# Cormek Dod - Space Wolves Dreadnaught



## Tommie Soule (Jan 12, 2013)

Hi guys  I thought i would introduce my self with a bit of my space wolves army i finished today,Cormek Dod.
I named him this because of a rather good section of the book Prospero Burns by Dan Abnett

Hope you like him


----------



## Deneris (Jul 23, 2008)

Beautiful work, but the snow on the spring-green grass somehow doesn't ring true...


----------



## ntaw (Jul 20, 2012)

Deneris said:


> Beautiful work, but the snow on the spring-green grass somehow doesn't ring true...


C'mon now, you live in Canada too. You've seen it happen :don-t_mention:

It would make more sense if it were more muddy looking I suppose, but I already feel bad nitpicking such an awesome model's base.

Great job man!!


----------



## Tommie Soule (Jan 12, 2013)

Yup snow in spring is rather common where i live.

However I will frost the rest of the base and add it to the rest of the army cos yes it is too green

Thanks guys!


----------



## Khorne's Fist (Jul 18, 2008)

That is certainly a sterling introduction to the forums. Great work. 

Welcome to the boards by the way.


----------



## ntaw (Jul 20, 2012)

Oh wow, didn't even realize it was your first post! 

I look forward to seeing many more, specially if you have more space wolves.

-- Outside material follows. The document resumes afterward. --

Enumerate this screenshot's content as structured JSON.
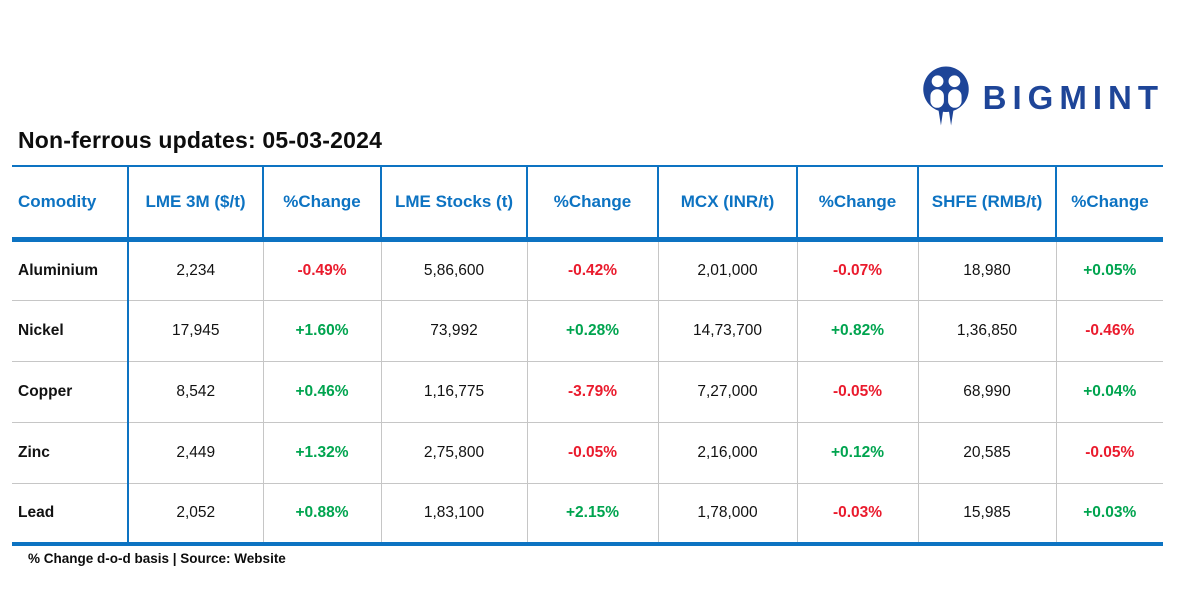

Those guys look amazing painted to the standard you are showing with this mini.


----------



## Oldenangry (Oct 31, 2012)

Gorgeous mini!

You did an amazing job.

Assuredly something to be proud of, and as someone with a long-standing love of all things Space Wolf... I love it.


----------



## Old Man78 (Nov 3, 2011)

fecking brilliant, would you consider placing the wolf head on the assault cannon over the muzzle so the bullets are coming out of its mouth? Damn have to wait to rep you again!!!!


----------



## RGilbert27 (Jan 21, 2013)

Looks nice though i would have put the wolf's head as the end of the barrel and not on top.


----------